The relevance is that it is not uncommon in a school year that a student will experience the loss of a parent or a grandparent or even a sibling. These are tragic circumstances, which require a deep level of care and support. For me, these are times when I see our staff at their very best, when the humans within the institution emerge like giants, with great hearts and hands for holding. Their support can look like a million different things, but it is always in a form that is appropriately sensitive and personal to the individual and, by its very private nature, it is most often invisible to all others.

Indeed, we rarely know all that is going on in each other’s lives, regardless of the size of a community, and this fact alone should demand the need for kindness. Through our encouragement and promotion of the School’s values of truth, respect and service, we are working towards a kinder culture, in which students will more instinctively reach outside of their friendship groups (and often this means outside of their comfort zones too) to include others. This was my message to students in Muster. I appealed to those who are fortunate to have already found a sense of safety and security in their connections, to not settle on this, but to use it as a stable foundation to reach out to include others and draw them in. In their silent attention to the message, I sensed a commitment and eagerness to respond.
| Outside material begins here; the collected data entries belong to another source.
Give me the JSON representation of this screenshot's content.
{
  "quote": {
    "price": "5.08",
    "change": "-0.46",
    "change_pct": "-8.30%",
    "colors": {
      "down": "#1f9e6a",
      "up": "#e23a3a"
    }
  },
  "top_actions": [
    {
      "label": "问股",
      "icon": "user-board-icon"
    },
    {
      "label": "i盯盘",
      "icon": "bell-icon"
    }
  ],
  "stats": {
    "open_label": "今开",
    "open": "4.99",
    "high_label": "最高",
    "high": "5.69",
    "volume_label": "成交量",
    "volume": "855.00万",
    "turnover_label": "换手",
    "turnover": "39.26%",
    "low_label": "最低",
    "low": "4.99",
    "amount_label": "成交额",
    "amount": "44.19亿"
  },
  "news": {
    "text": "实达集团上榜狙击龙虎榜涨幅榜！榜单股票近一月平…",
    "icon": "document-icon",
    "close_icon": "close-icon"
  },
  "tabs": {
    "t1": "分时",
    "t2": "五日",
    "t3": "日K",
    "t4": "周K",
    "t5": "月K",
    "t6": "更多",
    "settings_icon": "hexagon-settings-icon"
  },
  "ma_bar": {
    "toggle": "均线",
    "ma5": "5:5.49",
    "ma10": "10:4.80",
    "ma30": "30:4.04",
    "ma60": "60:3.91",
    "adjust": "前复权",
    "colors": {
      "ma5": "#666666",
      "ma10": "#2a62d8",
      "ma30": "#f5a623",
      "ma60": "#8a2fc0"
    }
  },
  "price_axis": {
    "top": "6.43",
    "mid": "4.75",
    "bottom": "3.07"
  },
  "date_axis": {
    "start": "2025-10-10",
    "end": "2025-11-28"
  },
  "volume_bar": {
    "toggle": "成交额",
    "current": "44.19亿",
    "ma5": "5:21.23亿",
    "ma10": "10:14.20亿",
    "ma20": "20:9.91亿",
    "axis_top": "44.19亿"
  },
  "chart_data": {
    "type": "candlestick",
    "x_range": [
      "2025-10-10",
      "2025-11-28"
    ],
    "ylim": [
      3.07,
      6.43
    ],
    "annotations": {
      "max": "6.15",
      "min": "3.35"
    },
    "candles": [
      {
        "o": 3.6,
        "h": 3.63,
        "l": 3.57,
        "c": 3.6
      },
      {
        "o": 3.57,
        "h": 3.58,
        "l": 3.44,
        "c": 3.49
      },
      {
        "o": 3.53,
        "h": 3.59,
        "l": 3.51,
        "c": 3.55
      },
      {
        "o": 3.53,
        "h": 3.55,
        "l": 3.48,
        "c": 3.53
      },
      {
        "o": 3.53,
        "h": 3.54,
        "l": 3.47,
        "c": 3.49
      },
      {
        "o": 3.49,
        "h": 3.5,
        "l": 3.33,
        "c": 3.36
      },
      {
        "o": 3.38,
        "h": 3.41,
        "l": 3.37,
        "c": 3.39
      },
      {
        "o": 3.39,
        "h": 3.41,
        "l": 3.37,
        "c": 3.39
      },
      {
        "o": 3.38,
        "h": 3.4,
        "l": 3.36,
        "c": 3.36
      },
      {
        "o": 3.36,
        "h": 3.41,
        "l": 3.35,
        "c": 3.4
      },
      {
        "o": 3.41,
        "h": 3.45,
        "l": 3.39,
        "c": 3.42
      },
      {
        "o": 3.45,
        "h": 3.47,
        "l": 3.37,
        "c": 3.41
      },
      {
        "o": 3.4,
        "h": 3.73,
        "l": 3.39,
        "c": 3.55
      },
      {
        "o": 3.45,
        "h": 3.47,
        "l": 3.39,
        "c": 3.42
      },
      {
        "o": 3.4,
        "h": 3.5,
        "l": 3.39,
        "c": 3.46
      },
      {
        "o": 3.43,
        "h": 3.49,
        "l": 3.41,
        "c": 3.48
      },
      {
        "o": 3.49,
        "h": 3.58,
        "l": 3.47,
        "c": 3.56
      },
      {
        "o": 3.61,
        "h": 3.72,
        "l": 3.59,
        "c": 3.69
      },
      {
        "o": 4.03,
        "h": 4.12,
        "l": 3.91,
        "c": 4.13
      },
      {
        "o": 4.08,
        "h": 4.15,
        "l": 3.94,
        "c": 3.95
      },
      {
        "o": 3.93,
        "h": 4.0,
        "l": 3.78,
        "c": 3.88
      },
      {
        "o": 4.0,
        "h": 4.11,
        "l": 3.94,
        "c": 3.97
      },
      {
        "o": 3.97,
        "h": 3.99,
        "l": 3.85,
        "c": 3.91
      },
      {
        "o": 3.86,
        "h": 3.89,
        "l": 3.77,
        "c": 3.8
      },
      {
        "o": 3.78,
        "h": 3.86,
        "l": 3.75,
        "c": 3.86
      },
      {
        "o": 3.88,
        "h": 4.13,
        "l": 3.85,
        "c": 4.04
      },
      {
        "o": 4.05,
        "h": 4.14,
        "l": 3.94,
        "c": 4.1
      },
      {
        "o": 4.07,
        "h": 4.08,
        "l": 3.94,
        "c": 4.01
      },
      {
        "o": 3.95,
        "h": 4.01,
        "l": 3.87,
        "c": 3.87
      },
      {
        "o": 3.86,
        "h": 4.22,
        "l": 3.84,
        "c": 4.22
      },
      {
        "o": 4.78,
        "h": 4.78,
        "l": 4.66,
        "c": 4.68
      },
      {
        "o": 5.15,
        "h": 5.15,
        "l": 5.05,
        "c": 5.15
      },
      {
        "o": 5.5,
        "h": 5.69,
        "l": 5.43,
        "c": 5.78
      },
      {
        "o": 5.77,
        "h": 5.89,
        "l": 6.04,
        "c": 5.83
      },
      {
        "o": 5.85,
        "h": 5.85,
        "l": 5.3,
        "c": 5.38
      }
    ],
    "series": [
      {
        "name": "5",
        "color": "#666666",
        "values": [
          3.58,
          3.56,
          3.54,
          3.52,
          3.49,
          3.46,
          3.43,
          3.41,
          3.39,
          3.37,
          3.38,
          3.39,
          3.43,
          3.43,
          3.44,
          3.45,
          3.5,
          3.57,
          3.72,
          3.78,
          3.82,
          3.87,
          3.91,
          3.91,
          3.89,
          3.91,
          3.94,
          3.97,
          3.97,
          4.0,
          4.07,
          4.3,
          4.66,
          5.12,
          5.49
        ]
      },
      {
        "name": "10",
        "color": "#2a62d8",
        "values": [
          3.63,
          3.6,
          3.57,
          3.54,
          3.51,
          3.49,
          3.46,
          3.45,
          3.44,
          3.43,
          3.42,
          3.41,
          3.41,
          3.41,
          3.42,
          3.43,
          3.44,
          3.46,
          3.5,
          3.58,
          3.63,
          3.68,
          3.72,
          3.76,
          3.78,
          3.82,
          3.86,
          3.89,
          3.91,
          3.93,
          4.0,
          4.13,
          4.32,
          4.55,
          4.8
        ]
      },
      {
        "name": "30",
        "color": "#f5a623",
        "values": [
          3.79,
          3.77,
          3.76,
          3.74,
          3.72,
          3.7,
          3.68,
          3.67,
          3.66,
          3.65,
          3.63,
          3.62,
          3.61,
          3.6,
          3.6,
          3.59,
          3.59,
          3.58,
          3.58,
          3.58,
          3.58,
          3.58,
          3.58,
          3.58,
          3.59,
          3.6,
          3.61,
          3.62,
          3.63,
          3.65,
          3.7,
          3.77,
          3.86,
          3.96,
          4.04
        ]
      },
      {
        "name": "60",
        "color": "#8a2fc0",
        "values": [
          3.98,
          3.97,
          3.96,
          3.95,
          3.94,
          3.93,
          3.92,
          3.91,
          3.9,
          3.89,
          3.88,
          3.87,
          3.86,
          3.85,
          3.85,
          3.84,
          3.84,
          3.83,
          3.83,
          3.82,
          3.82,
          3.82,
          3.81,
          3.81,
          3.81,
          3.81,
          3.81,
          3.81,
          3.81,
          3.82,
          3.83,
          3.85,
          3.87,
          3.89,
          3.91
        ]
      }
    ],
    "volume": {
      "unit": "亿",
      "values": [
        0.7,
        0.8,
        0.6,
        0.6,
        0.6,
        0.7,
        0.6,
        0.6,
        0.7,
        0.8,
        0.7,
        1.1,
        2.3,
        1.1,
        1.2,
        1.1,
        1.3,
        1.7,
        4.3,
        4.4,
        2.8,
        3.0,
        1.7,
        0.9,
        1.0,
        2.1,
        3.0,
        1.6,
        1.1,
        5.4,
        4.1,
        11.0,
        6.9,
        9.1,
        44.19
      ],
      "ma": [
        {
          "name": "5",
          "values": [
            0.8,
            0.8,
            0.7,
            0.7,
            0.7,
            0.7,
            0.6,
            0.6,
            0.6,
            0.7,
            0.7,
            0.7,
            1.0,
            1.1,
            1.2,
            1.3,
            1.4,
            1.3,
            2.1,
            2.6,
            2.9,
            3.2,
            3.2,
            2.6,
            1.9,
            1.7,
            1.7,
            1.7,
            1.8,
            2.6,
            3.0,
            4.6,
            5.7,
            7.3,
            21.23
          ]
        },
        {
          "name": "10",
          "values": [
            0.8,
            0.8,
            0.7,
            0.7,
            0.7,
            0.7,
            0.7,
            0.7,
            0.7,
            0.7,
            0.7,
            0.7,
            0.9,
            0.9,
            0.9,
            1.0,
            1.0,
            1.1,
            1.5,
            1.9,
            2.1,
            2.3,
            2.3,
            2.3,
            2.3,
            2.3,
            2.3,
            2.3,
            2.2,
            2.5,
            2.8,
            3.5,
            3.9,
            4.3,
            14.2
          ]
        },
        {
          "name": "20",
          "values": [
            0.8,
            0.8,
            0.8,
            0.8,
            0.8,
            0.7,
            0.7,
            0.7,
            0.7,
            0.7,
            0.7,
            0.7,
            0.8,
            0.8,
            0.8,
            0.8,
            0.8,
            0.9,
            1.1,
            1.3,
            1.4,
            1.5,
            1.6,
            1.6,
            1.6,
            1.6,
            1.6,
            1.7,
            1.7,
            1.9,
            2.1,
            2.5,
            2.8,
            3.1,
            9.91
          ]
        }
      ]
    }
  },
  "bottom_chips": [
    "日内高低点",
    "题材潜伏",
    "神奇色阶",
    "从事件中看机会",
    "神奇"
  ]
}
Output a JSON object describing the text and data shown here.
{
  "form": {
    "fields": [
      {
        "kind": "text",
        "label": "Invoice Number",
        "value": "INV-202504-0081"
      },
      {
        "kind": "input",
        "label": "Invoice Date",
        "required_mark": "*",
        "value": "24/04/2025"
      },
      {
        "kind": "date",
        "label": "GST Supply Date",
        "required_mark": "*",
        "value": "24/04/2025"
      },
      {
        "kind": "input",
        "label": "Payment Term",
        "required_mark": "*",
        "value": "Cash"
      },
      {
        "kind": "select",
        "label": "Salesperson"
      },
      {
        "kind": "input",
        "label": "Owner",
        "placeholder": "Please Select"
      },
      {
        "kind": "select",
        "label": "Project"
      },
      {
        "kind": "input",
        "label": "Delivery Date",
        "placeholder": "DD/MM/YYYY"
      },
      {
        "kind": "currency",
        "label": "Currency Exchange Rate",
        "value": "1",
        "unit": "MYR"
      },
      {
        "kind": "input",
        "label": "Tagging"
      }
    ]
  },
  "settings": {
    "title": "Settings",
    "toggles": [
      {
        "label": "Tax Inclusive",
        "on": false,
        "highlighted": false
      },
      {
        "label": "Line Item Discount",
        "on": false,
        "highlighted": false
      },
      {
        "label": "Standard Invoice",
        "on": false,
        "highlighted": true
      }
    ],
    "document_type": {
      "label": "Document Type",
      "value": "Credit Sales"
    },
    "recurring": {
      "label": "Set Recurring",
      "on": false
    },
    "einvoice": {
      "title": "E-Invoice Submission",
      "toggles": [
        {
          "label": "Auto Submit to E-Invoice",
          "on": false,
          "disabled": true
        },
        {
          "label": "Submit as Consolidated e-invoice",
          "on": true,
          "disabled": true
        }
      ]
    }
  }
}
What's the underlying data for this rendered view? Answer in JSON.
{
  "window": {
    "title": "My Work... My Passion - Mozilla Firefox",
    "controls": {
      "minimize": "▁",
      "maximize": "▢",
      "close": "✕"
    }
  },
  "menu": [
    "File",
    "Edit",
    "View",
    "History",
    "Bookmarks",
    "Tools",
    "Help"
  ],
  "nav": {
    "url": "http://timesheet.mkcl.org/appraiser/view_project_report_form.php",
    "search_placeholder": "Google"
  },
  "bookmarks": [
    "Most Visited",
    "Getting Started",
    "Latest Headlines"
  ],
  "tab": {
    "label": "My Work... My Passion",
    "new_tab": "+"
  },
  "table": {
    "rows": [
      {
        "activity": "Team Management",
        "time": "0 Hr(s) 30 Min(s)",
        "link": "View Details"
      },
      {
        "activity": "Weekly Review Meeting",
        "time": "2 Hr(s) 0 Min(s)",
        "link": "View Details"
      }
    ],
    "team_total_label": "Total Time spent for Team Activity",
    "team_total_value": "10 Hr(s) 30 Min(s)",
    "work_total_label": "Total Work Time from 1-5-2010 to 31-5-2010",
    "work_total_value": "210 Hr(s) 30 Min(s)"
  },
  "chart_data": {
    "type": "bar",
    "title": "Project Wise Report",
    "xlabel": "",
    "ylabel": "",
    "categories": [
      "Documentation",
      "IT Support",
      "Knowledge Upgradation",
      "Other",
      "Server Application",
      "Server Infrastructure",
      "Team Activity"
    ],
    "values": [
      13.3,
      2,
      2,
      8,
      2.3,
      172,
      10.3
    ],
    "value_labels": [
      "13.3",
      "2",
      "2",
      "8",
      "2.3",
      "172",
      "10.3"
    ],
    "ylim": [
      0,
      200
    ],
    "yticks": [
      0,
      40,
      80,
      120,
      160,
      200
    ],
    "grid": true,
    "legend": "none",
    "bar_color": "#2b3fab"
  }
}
My thoughts and prayers go out to all in our community who have suffered loss in weeks past. The comment that I wanted to share is below, and I hope – at the right time – these words bring you and those close to you much-needed peace and inspiration:

She is now a part of me, embedded in my character, my decisions, my hopes and ambitions, and I will continue to look to her life and indelible spirit for inspiration and guidance. (Out of respect, the source will remain anonymous).

On an equally reflective note, it is important that my lasting message this week is one about reconciliation. In particular, I would like to thank Uncle John Lochowiak for never failing to bring joy and learning to St Peter’s College. Uncle John is a Wadi (initiated Man), who has strong ties to many language groups throughout Australia including but not limited to Pitjantjatjara, Kaurna, Ramindjeri and Arerrnte. In our special Muster to initiate and renew our collective commitment to reconciliation, Uncle John inspired all with a smoking ceremony and his Welcome to Country.

To not in any way discount our priority of building positive and effective partnerships with Aboriginal and Torres Strait Islander peoples, we cannot ignore the universality of Uncle John’s lessons for us as a St Peter’s College community. In all of Uncle John’s visits, our learning deepens, not only on cultural inclusion, but on the importance of respect and connection more broadly, and of walking alongside each other, in every sense.